Like every journalist with the nerve to fancy herself a “writer,” I take more than a few cues from the New Yorker’s Janet Malcolm. In one of her distinctly psychological ruminations, she describes journalists as “connoisseurs of the small, unregarded motions of life,” and journalism as having a “mandate to notice small things.”
These details, the texture of life, are what distinguish thorough, reported stories from the quick write-ups and editorializing that dominate this media moment. But deep storytelling takes a lot of time and money—they are a luxury that few outlets and individuals can afford.
For the past year, I enjoyed the rare, substantial gift of journalistic support from the Ms. Foundation for Women. With its integrated vision of media, grantmaking and policy in the service of women, the foundation enabled me to write in-depth, investigative stories on child care and low-wage work. My research and conversations with affected women across the country have, I hope, informed the organization’s work more generally.
Here are some of the pieces I wrote in the course of my fellowship:
- “The Invisible Workforce: Why Do the People Raising Our Children Earn Poverty Wages?” in The Nation (Aug. 2013), on in-home family child care providers in New Jersey, with an accompanying short video.
- "What Separates Welfare from Work" on Open City (July 2013), on welfare-to-work and child care subsidies in New York, featuring former Ms. Foundation grantee Community Voices Heard.
- "The Fourth Circuit’s NLRB Smackdown" in The American Prospect (June 2013), on recent court decisions further hampering the National Labor Relations Board.
- "What Kind of Work Is Care?" in New Labor Forum (Spring 2013), a book review of Making Care Count and Raising Brooklyn, featuring former Ms. Foundation grantee Domestic Workers United.
- "A Brooklyn Corner: Day laborers who clean for ultra-Orthodox Jewish households are learning about their rights" in The Nation (Apr. 2013), on women day laborers and the informal domestic economy in Brooklyn.
- "Home Is Where the Union Is" in The American Prospect (Dec. 2012), on working conditions for nannies and housecleaners, featuring former Ms. Foundation grantee National Domestic Workers Alliance and its affiliates, including grantee Adhikaar.
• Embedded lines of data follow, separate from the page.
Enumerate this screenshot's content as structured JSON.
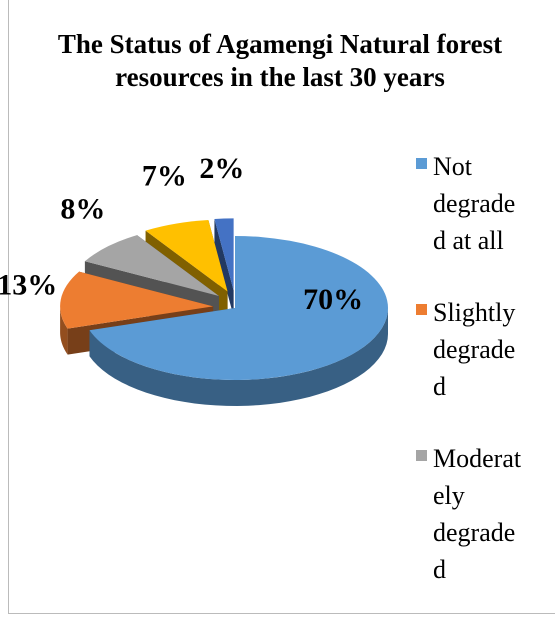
{
  "chart_data": {
    "type": "pie3d",
    "title": "The Status of Agamengi Natural forest resources in the last 30 years",
    "categories": [
      "Not degraded at all",
      "Slightly degraded",
      "Moderately degraded",
      null,
      null
    ],
    "values": [
      70,
      13,
      8,
      7,
      2
    ],
    "value_labels": [
      "70%",
      "13%",
      "8%",
      "7%",
      "2%"
    ],
    "colors": [
      "#5b9bd5",
      "#ed7d31",
      "#a5a5a5",
      "#ffc000",
      "#4472c4"
    ],
    "legend": "right"
  }
}
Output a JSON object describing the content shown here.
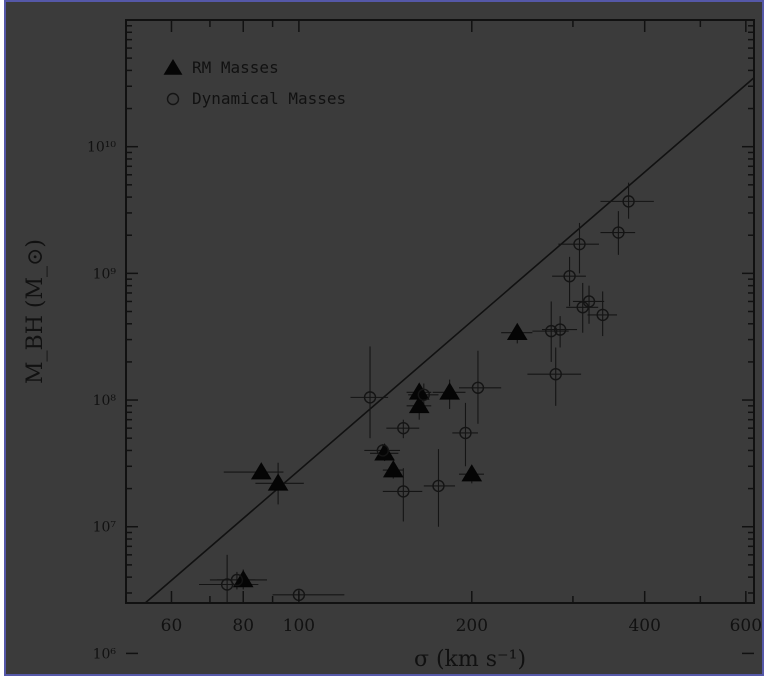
{
  "chart_data": {
    "type": "scatter",
    "title": "",
    "xlabel": "σ (km s⁻¹)",
    "ylabel": "M_BH (M_⊙)",
    "x_scale": "log",
    "y_scale": "log",
    "xlim": [
      50,
      620
    ],
    "ylim": [
      2500000,
      100000000000
    ],
    "x_ticks": [
      60,
      80,
      100,
      200,
      400,
      600
    ],
    "x_tick_labels": [
      "60",
      "80",
      "100",
      "200",
      "400",
      "600"
    ],
    "y_ticks": [
      1000000,
      10000000,
      100000000,
      1000000000,
      10000000000
    ],
    "y_tick_labels": [
      "10⁶",
      "10⁷",
      "10⁸",
      "10⁹",
      "10¹⁰"
    ],
    "legend_position": "top-left",
    "legend": [
      {
        "label": "RM Masses",
        "marker": "filled-triangle"
      },
      {
        "label": "Dynamical Masses",
        "marker": "open-circle"
      }
    ],
    "fit_line": {
      "x": [
        54,
        620
      ],
      "y": [
        2500000,
        35000000000
      ]
    },
    "series": [
      {
        "name": "RM Masses",
        "marker": "filled-triangle",
        "points": [
          {
            "x": 80,
            "y": 3800000,
            "xerr": [
              8,
              8
            ],
            "yerr": [
              600000,
              800000
            ]
          },
          {
            "x": 86,
            "y": 27000000,
            "xerr": [
              12,
              8
            ],
            "yerr": [
              3000000,
              3000000
            ]
          },
          {
            "x": 92,
            "y": 22000000,
            "xerr": [
              8,
              10
            ],
            "yerr": [
              7000000,
              10000000
            ]
          },
          {
            "x": 141,
            "y": 38000000,
            "xerr": [
              8,
              8
            ],
            "yerr": [
              5000000,
              5000000
            ]
          },
          {
            "x": 146,
            "y": 28000000,
            "xerr": [
              6,
              6
            ],
            "yerr": [
              4000000,
              4000000
            ]
          },
          {
            "x": 162,
            "y": 115000000,
            "xerr": [
              8,
              8
            ],
            "yerr": [
              20000000,
              20000000
            ]
          },
          {
            "x": 162,
            "y": 90000000,
            "xerr": [
              8,
              8
            ],
            "yerr": [
              20000000,
              20000000
            ]
          },
          {
            "x": 183,
            "y": 115000000,
            "xerr": [
              12,
              12
            ],
            "yerr": [
              30000000,
              30000000
            ]
          },
          {
            "x": 200,
            "y": 26000000,
            "xerr": [
              10,
              10
            ],
            "yerr": [
              4000000,
              4000000
            ]
          },
          {
            "x": 240,
            "y": 340000000,
            "xerr": [
              15,
              15
            ],
            "yerr": [
              60000000,
              60000000
            ]
          }
        ]
      },
      {
        "name": "Dynamical Masses",
        "marker": "open-circle",
        "points": [
          {
            "x": 75,
            "y": 3500000,
            "xerr": [
              8,
              10
            ],
            "yerr": [
              1800000,
              2500000
            ]
          },
          {
            "x": 78,
            "y": 3800000,
            "xerr": [
              8,
              6
            ],
            "yerr": [
              600000,
              600000
            ]
          },
          {
            "x": 100,
            "y": 2900000,
            "xerr": [
              10,
              20
            ],
            "yerr": [
              300000,
              300000
            ]
          },
          {
            "x": 133,
            "y": 105000000,
            "xerr": [
              10,
              10
            ],
            "yerr": [
              55000000,
              160000000
            ]
          },
          {
            "x": 140,
            "y": 40000000,
            "xerr": [
              10,
              10
            ],
            "yerr": [
              5000000,
              5000000
            ]
          },
          {
            "x": 152,
            "y": 19000000,
            "xerr": [
              12,
              12
            ],
            "yerr": [
              8000000,
              10000000
            ]
          },
          {
            "x": 152,
            "y": 60000000,
            "xerr": [
              10,
              10
            ],
            "yerr": [
              10000000,
              10000000
            ]
          },
          {
            "x": 165,
            "y": 110000000,
            "xerr": [
              10,
              10
            ],
            "yerr": [
              25000000,
              25000000
            ]
          },
          {
            "x": 175,
            "y": 21000000,
            "xerr": [
              10,
              12
            ],
            "yerr": [
              11000000,
              20000000
            ]
          },
          {
            "x": 195,
            "y": 55000000,
            "xerr": [
              10,
              10
            ],
            "yerr": [
              25000000,
              40000000
            ]
          },
          {
            "x": 205,
            "y": 125000000,
            "xerr": [
              15,
              20
            ],
            "yerr": [
              60000000,
              120000000
            ]
          },
          {
            "x": 275,
            "y": 350000000,
            "xerr": [
              20,
              20
            ],
            "yerr": [
              150000000,
              250000000
            ]
          },
          {
            "x": 280,
            "y": 160000000,
            "xerr": [
              30,
              30
            ],
            "yerr": [
              70000000,
              100000000
            ]
          },
          {
            "x": 285,
            "y": 360000000,
            "xerr": [
              20,
              20
            ],
            "yerr": [
              100000000,
              100000000
            ]
          },
          {
            "x": 296,
            "y": 950000000,
            "xerr": [
              20,
              20
            ],
            "yerr": [
              400000000,
              400000000
            ]
          },
          {
            "x": 308,
            "y": 1700000000,
            "xerr": [
              25,
              25
            ],
            "yerr": [
              700000000,
              800000000
            ]
          },
          {
            "x": 312,
            "y": 540000000,
            "xerr": [
              20,
              20
            ],
            "yerr": [
              200000000,
              300000000
            ]
          },
          {
            "x": 320,
            "y": 600000000,
            "xerr": [
              20,
              20
            ],
            "yerr": [
              200000000,
              200000000
            ]
          },
          {
            "x": 338,
            "y": 470000000,
            "xerr": [
              20,
              20
            ],
            "yerr": [
              150000000,
              250000000
            ]
          },
          {
            "x": 360,
            "y": 2100000000,
            "xerr": [
              25,
              25
            ],
            "yerr": [
              700000000,
              1000000000
            ]
          },
          {
            "x": 375,
            "y": 3700000000,
            "xerr": [
              40,
              40
            ],
            "yerr": [
              1000000000,
              1500000000
            ]
          }
        ]
      }
    ]
  }
}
- “Onus of Child Support Shouldn’t Be On Moms” in the Albuquerque Journal (Sept. 2012), an op-ed about enforcement requirements and child care subsidies, written in conjunction with former Ms. Foundation grantee OLÉ in New Mexico, also featuring former grantee Mississippi Low-Income Child Care Initiative.
- And keep an eye out for my story examining cuts to child care and kinship care subsidies in Kentucky, forthcoming on Al Jazeera America later this month.
The Ms. Foundation’s incoming fellow, Lindsay Rosenthal, will begin next month in her role identifying the best strategies for increasing access to health care services for girls currently in or transitioning from the juvenile justice and foster care systems.